Дабы избавиться от ставшего непреодолимой помехой мужа, коварный монарх направил честного хеттеянина в самую гущу сражения с аммонитянами, а в тайном сопроводительном письме приказал отступиться от него в разгар битвы. Благородный Урия пал смертью храбрых, а «дочь клятвы» после небольшого траура перебралась в царский дворец.

Вскоре Вирсавия родила сына, которого в наказание за бесчестие Б-г отнял у преступивших долг и совесть. Покарав сластолюбивую чету, Г-сподь в дальнейшем явил милосердие, позволив плодовитой Вирсавии подарить царственному супругу четверых сыновей, младшим и самым любимым из которых был Соломон.

Незадолго до смерти царя Давида, в предвкушении освобождения заветного трона, в стране началась борьба за власть, причем ситуация складывалась явно не в пользу Вирсавии и Соломона.

Старший сын умирающего царя — Адония пользовался поддержкой значительной и наиболее авторитетной части правящей элиты и уже самоуверенно готовился примерить царское облачение. В этот критический момент почти отчаявшейся Вирсавии удалось прорваться к смертному ложу Давида и добиться-таки решения еще повелевавшего супруга о передаче власти Соломону.

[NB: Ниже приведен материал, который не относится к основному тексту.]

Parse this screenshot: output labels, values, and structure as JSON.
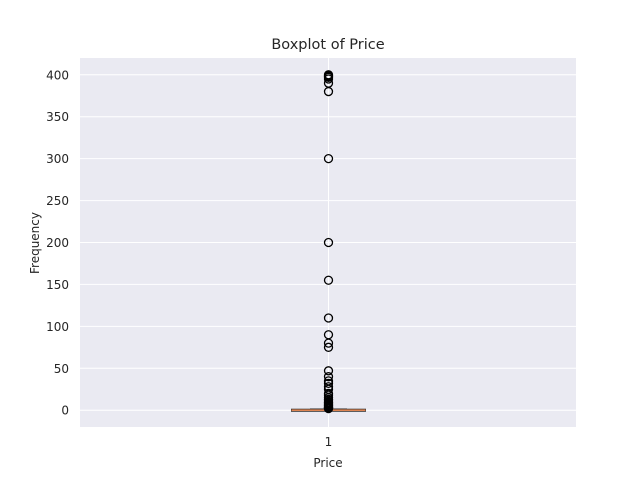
{
  "chart_data": {
    "type": "boxplot",
    "title": "Boxplot of Price",
    "xlabel": "Price",
    "ylabel": "Frequency",
    "ylim": [
      -20,
      420
    ],
    "yticks": [
      0,
      50,
      100,
      150,
      200,
      250,
      300,
      350,
      400
    ],
    "categories": [
      "1"
    ],
    "grid": true,
    "series": [
      {
        "box": {
          "q1": 0,
          "median": 0,
          "q3": 0.6,
          "whisker_low": 0,
          "whisker_high": 1.5
        },
        "outliers": [
          400,
          399,
          398,
          397,
          395,
          390,
          380,
          300,
          200,
          155,
          110,
          90,
          80,
          75,
          47,
          40,
          35,
          32,
          28,
          25,
          20,
          18,
          15,
          13,
          12,
          10,
          9,
          8,
          7,
          6,
          5,
          4,
          3.5,
          3,
          2.5,
          2
        ]
      }
    ],
    "colors": {
      "background": "#eaeaf2",
      "grid": "#ffffff",
      "median": "#dd8452",
      "box": "#262626",
      "outlier": "#000000"
    }
  }
}
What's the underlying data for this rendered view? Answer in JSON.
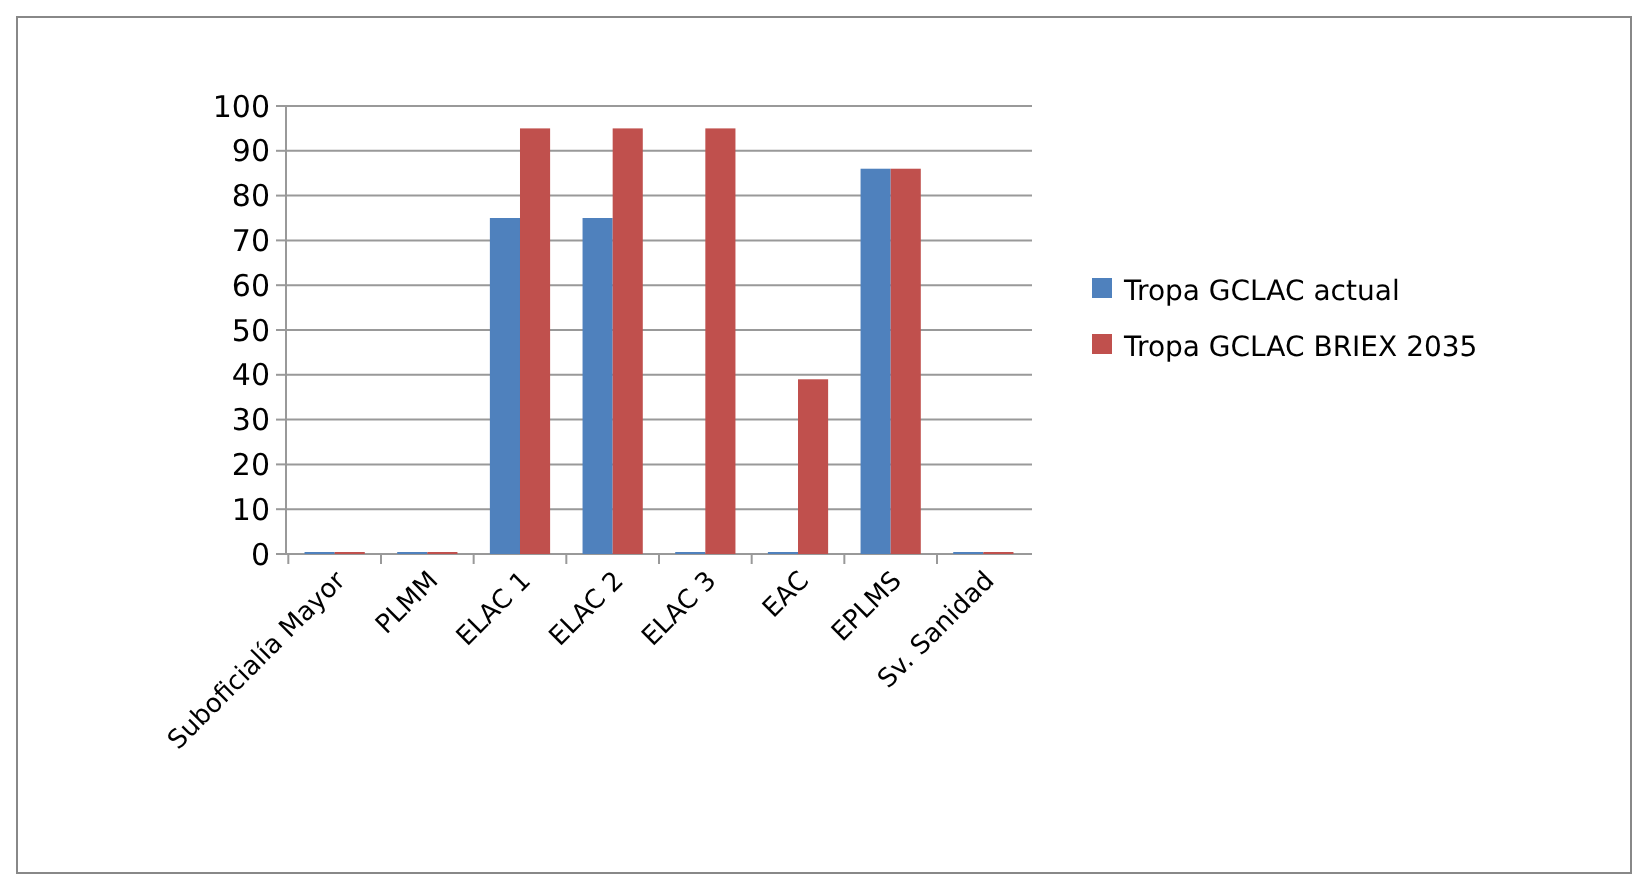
{
  "chart_data": {
    "type": "bar",
    "categories": [
      "Suboficialía Mayor",
      "PLMM",
      "ELAC 1",
      "ELAC 2",
      "ELAC 3",
      "EAC",
      "EPLMS",
      "Sv. Sanidad"
    ],
    "series": [
      {
        "name": "Tropa GCLAC actual",
        "color": "#4f81bd",
        "values": [
          0,
          0,
          75,
          75,
          0,
          0,
          86,
          0
        ]
      },
      {
        "name": "Tropa GCLAC BRIEX 2035",
        "color": "#c0504d",
        "values": [
          0,
          0,
          95,
          95,
          95,
          39,
          86,
          0
        ]
      }
    ],
    "ylim": [
      0,
      100
    ],
    "yticks": [
      0,
      10,
      20,
      30,
      40,
      50,
      60,
      70,
      80,
      90,
      100
    ],
    "grid": "y",
    "legend": "right"
  }
}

Надо заметить, что привыкший с детства во всем полагаться на сильную и волевую мать, Соломон, будучи царевичем, представлялся абсолютно бесцветным на фоне таких ярких и незаурядных личностей, какими являлись старшие сыновья Давида — Амнон, Адония и особенно красавец и любимец народа Авессалом.

Само имя Соломон, означающее «миролюбец», вполне соответствовало, не столько свойствам его души, которые, как выяснилось, он умело и ловко скрывал до поры до времени, сколько стремлению достигнуть успеха не в жестком противоборстве, а в мирном, но настойчивом осуществлении своих планов.

Буквально в течение нескольких дней после своего воцарения на троне этот «серенький мышонок», этот «маменькин сынок», словно по волшебству, преобразился в сильного, властного и энергичного правителя. Без малейших колебаний он приказал казнить Иоава — верховного военачальника покойного Давида, в котором справедливо усматривал главную опасность для своего правления.

Старшего брата Адонию — недавнего конкурента в борьбе за трон — Соломон, казалось бы, пощадил, однако, ловко воспользовавшись промахом «наивного» принца, приказал казнить его и добился оправдания этой жестокой акции в глазах народа.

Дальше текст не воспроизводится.